本节我们将介绍抗碰撞的MAC(MACs from collision resistance)。

第一部分介绍了什么是抗碰撞 (Collision Resistance)，以及基于C.R.的MAC的安全性。

第二部分介绍了生日悖论，如何用生日攻击寻找2-way collision 和3-way collision.

第三部分介绍了Merkle-Damgarg范式（如果压缩函数h是C.R.，那么构造出的哈希函数H就是C.R.）以及如何构建C.R.的压缩函数（Davies-Meyer压缩函数).
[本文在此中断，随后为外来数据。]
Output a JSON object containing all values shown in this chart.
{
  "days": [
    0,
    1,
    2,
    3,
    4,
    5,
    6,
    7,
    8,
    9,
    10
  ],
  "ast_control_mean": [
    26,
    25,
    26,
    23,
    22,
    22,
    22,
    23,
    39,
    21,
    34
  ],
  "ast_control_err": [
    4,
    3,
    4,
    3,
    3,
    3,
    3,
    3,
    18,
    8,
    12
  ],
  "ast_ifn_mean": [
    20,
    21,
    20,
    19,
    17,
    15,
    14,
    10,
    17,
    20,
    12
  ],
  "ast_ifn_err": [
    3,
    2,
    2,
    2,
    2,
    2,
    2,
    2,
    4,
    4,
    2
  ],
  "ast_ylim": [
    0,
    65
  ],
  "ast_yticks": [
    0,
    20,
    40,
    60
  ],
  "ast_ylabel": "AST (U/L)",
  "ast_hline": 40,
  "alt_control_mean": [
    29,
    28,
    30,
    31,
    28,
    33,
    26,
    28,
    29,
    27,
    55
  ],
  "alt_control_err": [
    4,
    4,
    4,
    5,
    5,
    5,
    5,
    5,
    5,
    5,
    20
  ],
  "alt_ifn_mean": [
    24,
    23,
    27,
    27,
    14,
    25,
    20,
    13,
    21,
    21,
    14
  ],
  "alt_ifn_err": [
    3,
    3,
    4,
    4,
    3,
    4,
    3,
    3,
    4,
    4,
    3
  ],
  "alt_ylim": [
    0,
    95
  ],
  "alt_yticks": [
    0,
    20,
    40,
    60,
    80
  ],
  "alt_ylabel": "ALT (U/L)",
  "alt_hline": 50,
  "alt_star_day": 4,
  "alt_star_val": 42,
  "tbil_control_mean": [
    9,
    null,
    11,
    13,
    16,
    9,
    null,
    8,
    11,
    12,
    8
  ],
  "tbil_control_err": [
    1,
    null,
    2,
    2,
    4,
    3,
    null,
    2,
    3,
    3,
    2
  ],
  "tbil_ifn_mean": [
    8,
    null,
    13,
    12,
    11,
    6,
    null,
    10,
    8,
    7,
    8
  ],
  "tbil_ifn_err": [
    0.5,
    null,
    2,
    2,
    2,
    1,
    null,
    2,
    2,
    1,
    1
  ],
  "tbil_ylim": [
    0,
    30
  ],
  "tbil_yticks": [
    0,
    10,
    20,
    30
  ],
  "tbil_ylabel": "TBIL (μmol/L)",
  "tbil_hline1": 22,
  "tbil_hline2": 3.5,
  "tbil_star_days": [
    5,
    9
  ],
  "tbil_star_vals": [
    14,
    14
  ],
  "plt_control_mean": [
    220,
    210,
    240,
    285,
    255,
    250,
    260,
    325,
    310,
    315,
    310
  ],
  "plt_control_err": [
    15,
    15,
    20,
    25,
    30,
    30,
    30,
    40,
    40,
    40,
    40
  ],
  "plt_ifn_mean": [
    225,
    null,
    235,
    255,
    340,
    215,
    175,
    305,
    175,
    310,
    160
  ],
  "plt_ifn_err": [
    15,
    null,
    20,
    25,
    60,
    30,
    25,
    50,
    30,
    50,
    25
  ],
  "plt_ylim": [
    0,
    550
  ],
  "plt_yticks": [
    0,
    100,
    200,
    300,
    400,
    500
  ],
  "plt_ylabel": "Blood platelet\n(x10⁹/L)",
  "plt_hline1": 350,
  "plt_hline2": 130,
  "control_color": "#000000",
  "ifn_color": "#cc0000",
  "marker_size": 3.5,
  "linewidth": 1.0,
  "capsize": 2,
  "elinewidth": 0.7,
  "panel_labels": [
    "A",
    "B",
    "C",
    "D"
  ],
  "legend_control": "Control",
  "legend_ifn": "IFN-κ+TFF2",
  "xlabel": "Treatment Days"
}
最后一部分介绍了HMAC (Hash MAC)和一种针对MAC验证的timing attack and defense.

Collision Resistance

Let H: M →T be a hash function (|M|>>|T|)

【H是一个哈希函数】

A collision for H is a pair $\mathrm{m_0,m_1\in M}$ such that:

$$ \mathrm{H(m_0)=H(m_1)\quad and\quad m_0\ne m_1} $$

【哈希碰撞是指，存在两个不同的消息，其哈希函数的值相等。】

A function is collision resistant if for all (explicit) “eff” algs. A:

$$ \operatorname{Adv}_{\mathrm{CR}}[\mathrm{A}, \mathrm{H}]=\operatorname{Pr}[\text { A outputs collision for } \mathrm{H}] \quad \text{is "neg."} $$

【如果对于所有多项式时间算法，输出哈希函数H的碰撞的概率是可忽略的，就说明哈希函数H是抗碰撞的（collision resistant），比如SHA-256就是一个抗碰撞的哈希函数。】

MACs from C.R.

如何从抗碰撞的哈希函数构建MACs？

Let I = (S,V) be a MAC for short messages over (K,M,T) (e.g. AES)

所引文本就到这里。